The fact of different gaseous bodies requiring different degrees of heat to raise them into flame, was an inference immediately deducible from the phenomena of his safety gauze. A tissue of one hundred apertures to the square inch, made of wire of one-sixtieth, will, at common temperatures, intercept the flame of a spirit-lamp, but not that of hydrogen; and, when strongly heated, it will no longer arrest the flame of the spirit-lamp. A tissue which, when red-hot, will not interrupt the flame of hydrogen, will still intercept that of olefiant gas; and a heated tissue, which would communicate explosion from a mixture of olefiant gas and air, will stop an explosion of fire-damp. Fortunately for the success of the Safety-lamp, carburetted hydrogen requires so high a temperature to carry on its combustion, that even metal, when white-hot, is far below it; and hence red-hot gauze, in sufficient quantity, and of the proper degree of fineness, will abstract heat enough from the flame to extinguish it.

The discovery of the high temperature which is necessary for the maintenance of flame, suggested to the philosopher the reason of its extinction under various circumstances. He considers, that the common operation of blowing out a candle principally depends upon the cooling power of the current of air projected into the flame;[54] and he observes, that the hottest flames are those which are least easily blown out. He farther illustrated this subject by surrounding a very small flame with a ring of metal, which had the effect of cooling it so far as to extinguish it; but a ring of glass, of similar dimensions and diameter, being a less perfect conductor of heat, produced no such effect.

It had been long known that flame ceased to burn in highly rarefied air; but the degree of rarefaction necessary for this effect had been very differently stated. The cause of the phenomenon was generally supposed to depend upon a deficiency of oxygen.

In the commencement of his enquiry into this subject, Davy observed that the flame of hydrogen gas, the degree of rarefaction and the quantity of air being the same, burnt longer when it issued from a larger than a smaller jet,—a fact the very reverse of that which must have happened had the flame expired for want of oxygen; he moreover observed, that when the larger jet was used, the point of the glass tube became white-hot, and continued red-hot till the flame was extinguished: he therefore concluded, that the heat communicated to the gas by this tube was the cause of its protracted combustion, and that flame expired in rarefied air, not for want of nourishment from oxygen, but for want of heat, and that if its temperature could be preserved by some supplementary aid, the flame might be kept burning. The experiment by which he confirmed this theory was as beautiful as it was satisfactory.
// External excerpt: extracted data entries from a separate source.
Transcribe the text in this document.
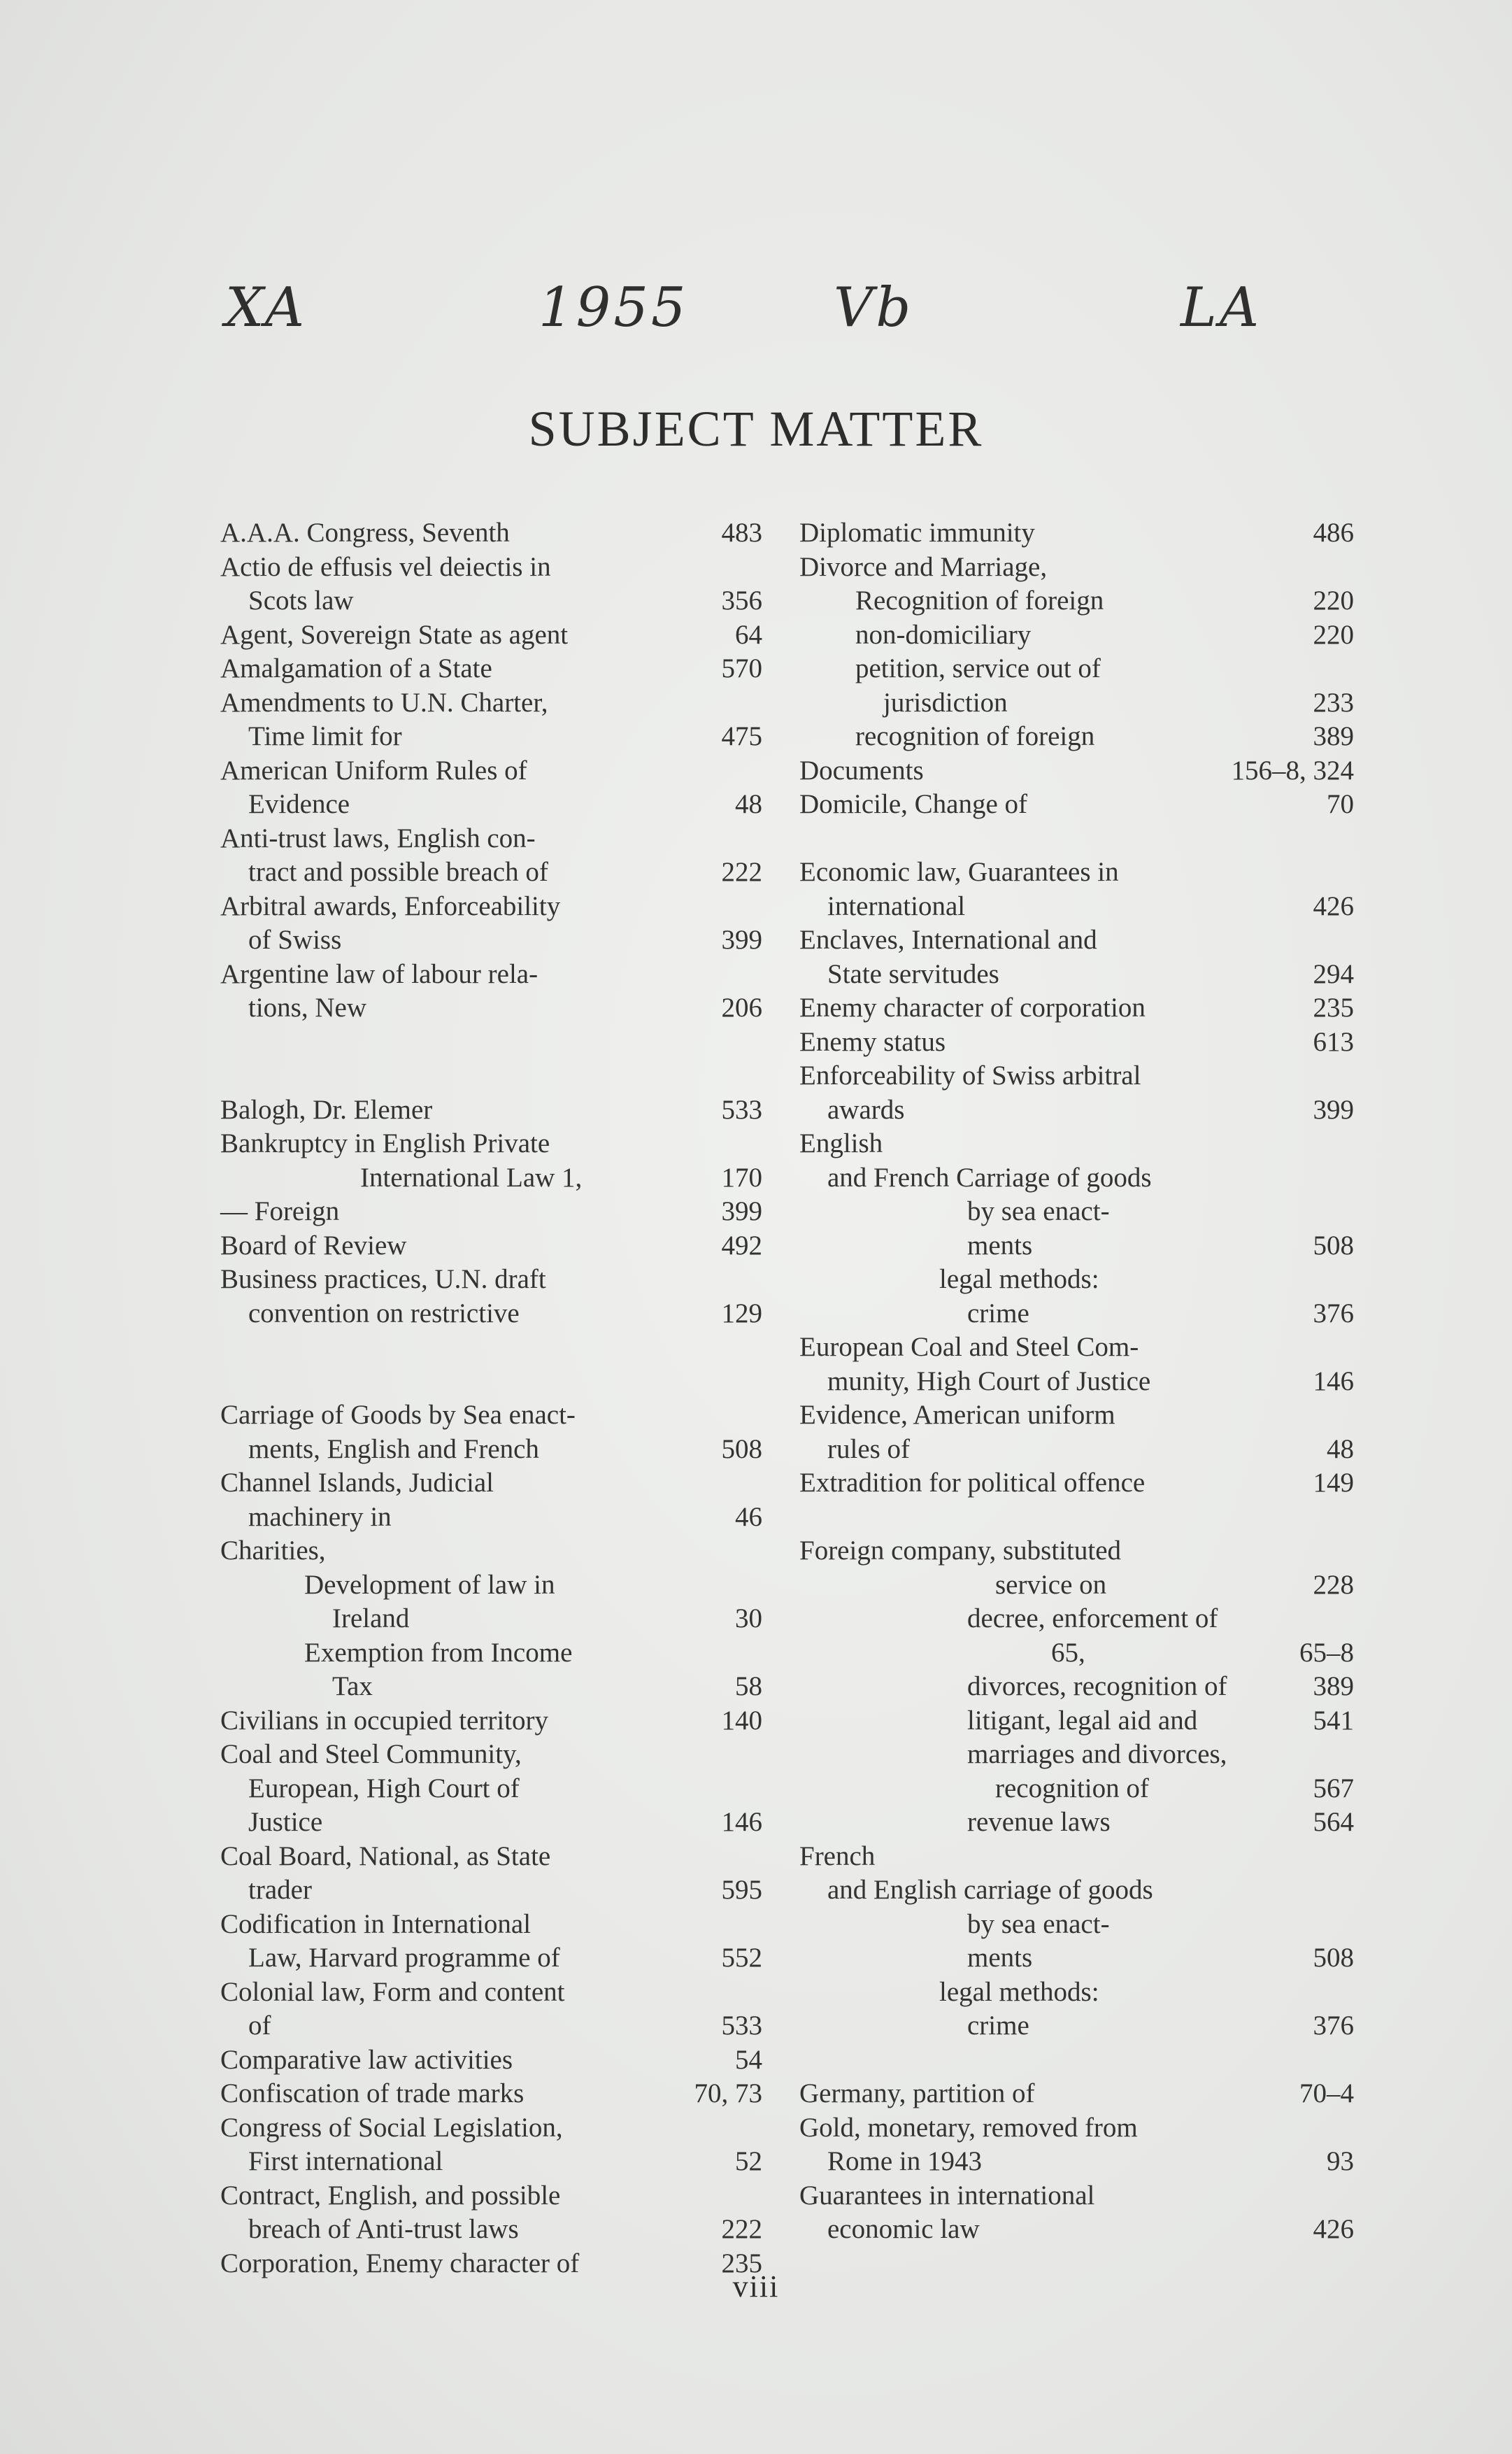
XA	1955	Vb	LA
SUBJECT MATTER
A.A.A. Congress, Seventh	483
Actio de effusis vel deiectis in
Scots law	356
Agent, Sovereign State as agent	64
Amalgamation of a State	570
Amendments to U.N. Charter,
Time limit for	475
American Uniform Rules of
Evidence	48
Anti-trust laws, English con-
tract and possible breach of	222
Arbitral awards, Enforceability
of Swiss	399
Argentine law of labour rela-
tions, New	206
Balogh, Dr. Elemer	533
Bankruptcy in English Private
International Law 1,	170
— Foreign	399
Board of Review	492
Business practices, U.N. draft
convention on restrictive	129
Carriage of Goods by Sea enact-
ments, English and French	508
Channel Islands, Judicial
machinery in	46
Charities,
Development of law in
Ireland	30
Exemption from Income
Tax	58
Civilians in occupied territory	140
Coal and Steel Community,
European, High Court of
Justice	146
Coal Board, National, as State
trader	595
Codification in International
Law, Harvard programme of	552
Colonial law, Form and content
of	533
Comparative law activities	54
Confiscation of trade marks	70, 73
Congress of Social Legislation,
First international	52
Contract, English, and possible
breach of Anti-trust laws	222
Corporation, Enemy character of	235
Diplomatic immunity	486
Divorce and Marriage,
Recognition of foreign	220
non-domiciliary	220
petition, service out of
jurisdiction	233
recognition of foreign	389
Documents	156–8, 324
Domicile, Change of	70
Economic law, Guarantees in
international	426
Enclaves, International and
State servitudes	294
Enemy character of corporation	235
Enemy status	613
Enforceability of Swiss arbitral
awards	399
English
and French Carriage of goods
by sea enact-
ments	508
legal methods:
crime	376
European Coal and Steel Com-
munity, High Court of Justice	146
Evidence, American uniform
rules of	48
Extradition for political offence	149
Foreign company, substituted
service on	228
decree, enforcement of
65,	65–8
divorces, recognition of	389
litigant, legal aid and	541
marriages and divorces,
recognition of	567
revenue laws	564
French
and English carriage of goods
by sea enact-
ments	508
legal methods:
crime	376
Germany, partition of	70–4
Gold, monetary, removed from
Rome in 1943	93
Guarantees in international
economic law	426
viii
He burnt a piece of camphor in a glass tube, under the receiver of an air-pump, so as to make the upper part of the tube red-hot; its inflammation was found to continue when the rarefaction was nine times; but by repeating the experiment in a metallic tube, which could not be so considerably heated by it, it ceased after the rarefaction exceeded six times.

It follows then that by artificially imparting heat,[55] bodies may be made to burn in a rarefied air, when under other circumstances they would be extinguished.

The following may be considered as an experimentum crucis, in proof of the fact that combustibility is neither increased nor diminished by rarefaction.

He introduced the flame of hydrogen, in which was inserted a platinum wire, into a receiver of rarefied air, and he found that, as long as the metal remained at a dull red-heat, the flame continued to burn: now it so happens that the temperature, at which platinum approaches a red-heat, is precisely that at which hydrogen inflames under the ordinary pressure of the atmosphere; whence it follows, that its combustibility is not altered by rarefaction.

The same law was found to apply to the flames of other bodies; those requiring the least heat for their combustion always sustaining the greater rarefaction without being extinguished.[56]

Hitherto he had only considered the effects of rarefaction, when produced by the diminution of pressure; he had next to investigate the phenomena of rarefaction when occasioned by expansion from heat.